Best piecewise constant estimator in density estimation

85 Views Asked by At

Assume that $X_1,\dots,X_n$ are i.i.d. random variables in $[0;1)$ and whose probability distribution has density $f_0$ that we would like to recover.

One well-known estimator is the histogram estimator, for instance on a regular grid of step $p^{-1}$:

$$\hat{f}(x)=\frac{p}{n}\sum_{i=0}^{p-1}1_{x\in[ip^{-1};(i+1)p^{-1})}\ \#\Big\{1\leq j\leq n \,\Big|\,X_j\in[ip^{-1};(i+1)p^{-1})\Big\}$$

It is then a piecewise constant estimator whose values are determined by the empirical frequency in each bin.

Now, does there exist some other piecewise constant estimator on the same partition that could be better in some sense (having a better MISE or MSE for instant), particularly in the asymptotic setting.

If the partition introduced above is $\left(I_1,\dots,I_p\right)$, the estimator $\hat{f}$ is equivalent to an estimator of the vector of probabilities $\left(P(I_1),\dots,P(I_p)\right)$. If we want to estimate $P(I)$, for $I$ a measurable subset of $[0;1)$, from the observations $1_{X_i\in I}$, we can show that the empirical frequency attains the Cramer-Rao bound, (it's like estimating the parameter of a Bernoulli distribution).
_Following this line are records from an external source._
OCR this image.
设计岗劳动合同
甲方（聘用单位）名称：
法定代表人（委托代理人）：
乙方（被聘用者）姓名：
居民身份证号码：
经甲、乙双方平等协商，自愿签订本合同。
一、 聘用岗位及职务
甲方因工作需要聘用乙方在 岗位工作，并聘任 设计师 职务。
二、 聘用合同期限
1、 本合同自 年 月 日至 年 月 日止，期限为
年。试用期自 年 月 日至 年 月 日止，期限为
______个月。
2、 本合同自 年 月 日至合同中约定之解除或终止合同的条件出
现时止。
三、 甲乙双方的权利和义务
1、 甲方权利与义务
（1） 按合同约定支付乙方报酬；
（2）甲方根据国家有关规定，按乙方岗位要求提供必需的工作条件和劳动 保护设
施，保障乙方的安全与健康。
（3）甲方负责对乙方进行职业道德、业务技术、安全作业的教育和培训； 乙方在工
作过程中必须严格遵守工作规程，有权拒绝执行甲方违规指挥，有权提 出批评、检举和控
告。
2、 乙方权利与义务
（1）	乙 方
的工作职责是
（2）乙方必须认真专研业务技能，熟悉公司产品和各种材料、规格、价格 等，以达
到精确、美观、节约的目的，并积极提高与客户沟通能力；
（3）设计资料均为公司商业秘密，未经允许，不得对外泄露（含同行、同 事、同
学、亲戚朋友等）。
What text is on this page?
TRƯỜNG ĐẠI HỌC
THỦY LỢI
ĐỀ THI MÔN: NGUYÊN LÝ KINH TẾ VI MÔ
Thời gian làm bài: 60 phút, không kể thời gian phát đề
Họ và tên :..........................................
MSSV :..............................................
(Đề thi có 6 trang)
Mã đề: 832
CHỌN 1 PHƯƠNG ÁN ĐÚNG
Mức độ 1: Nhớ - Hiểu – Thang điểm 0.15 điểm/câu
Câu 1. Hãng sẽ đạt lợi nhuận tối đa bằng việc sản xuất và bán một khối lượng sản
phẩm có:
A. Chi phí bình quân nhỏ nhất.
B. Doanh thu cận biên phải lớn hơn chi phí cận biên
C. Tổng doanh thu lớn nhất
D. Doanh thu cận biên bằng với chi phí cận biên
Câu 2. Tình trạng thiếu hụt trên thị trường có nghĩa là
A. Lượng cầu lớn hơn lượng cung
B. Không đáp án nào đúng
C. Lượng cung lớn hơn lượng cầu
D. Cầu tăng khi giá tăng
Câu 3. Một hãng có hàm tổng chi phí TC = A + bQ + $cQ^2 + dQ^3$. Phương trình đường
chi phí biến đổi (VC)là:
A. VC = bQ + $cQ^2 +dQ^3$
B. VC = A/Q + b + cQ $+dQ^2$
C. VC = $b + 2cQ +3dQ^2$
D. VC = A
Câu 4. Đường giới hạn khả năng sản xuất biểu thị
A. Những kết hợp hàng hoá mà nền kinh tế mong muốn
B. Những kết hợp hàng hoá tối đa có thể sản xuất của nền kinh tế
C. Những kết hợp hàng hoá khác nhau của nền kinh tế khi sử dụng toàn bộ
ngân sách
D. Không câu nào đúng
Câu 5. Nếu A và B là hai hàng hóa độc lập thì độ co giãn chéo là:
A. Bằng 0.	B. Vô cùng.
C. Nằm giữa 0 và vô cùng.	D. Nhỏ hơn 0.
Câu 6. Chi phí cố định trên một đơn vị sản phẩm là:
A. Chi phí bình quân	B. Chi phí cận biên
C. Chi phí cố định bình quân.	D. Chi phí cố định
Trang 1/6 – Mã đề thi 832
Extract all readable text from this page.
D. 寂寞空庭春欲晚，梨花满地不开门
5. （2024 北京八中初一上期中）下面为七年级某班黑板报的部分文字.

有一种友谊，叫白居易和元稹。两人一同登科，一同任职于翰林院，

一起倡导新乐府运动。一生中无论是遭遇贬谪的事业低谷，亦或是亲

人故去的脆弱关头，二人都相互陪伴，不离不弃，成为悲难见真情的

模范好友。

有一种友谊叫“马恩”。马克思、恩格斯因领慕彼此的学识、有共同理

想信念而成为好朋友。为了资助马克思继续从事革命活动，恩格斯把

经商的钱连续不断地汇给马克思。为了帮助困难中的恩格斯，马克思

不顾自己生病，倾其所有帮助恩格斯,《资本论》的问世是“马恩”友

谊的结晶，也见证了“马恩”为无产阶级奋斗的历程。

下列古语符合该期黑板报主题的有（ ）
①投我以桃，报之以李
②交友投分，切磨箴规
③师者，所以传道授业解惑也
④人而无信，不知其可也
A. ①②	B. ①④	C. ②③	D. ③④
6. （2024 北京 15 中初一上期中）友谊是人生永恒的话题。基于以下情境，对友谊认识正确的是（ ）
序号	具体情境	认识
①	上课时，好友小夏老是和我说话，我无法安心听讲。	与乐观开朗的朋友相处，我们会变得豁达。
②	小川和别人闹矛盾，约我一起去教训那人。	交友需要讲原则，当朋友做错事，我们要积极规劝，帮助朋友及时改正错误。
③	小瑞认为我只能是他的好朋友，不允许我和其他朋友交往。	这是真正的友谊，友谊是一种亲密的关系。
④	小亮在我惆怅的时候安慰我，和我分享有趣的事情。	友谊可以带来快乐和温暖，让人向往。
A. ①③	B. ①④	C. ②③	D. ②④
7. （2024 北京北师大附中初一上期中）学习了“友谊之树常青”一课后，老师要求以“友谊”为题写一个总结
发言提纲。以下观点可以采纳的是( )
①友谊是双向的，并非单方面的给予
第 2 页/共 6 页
So, if we are interested in the MISE of our estimator, it makes sense to use $\hat{f}$. However, in the original problem, we also now where the $X_i$ lie exactly in $[0;1)$. So, we could think of using this knowledge to build a piecewise constant estimator.

Why is it maybe not sensible and why is $\hat{f}$ the only piecewise constant estimator that seems to be studied?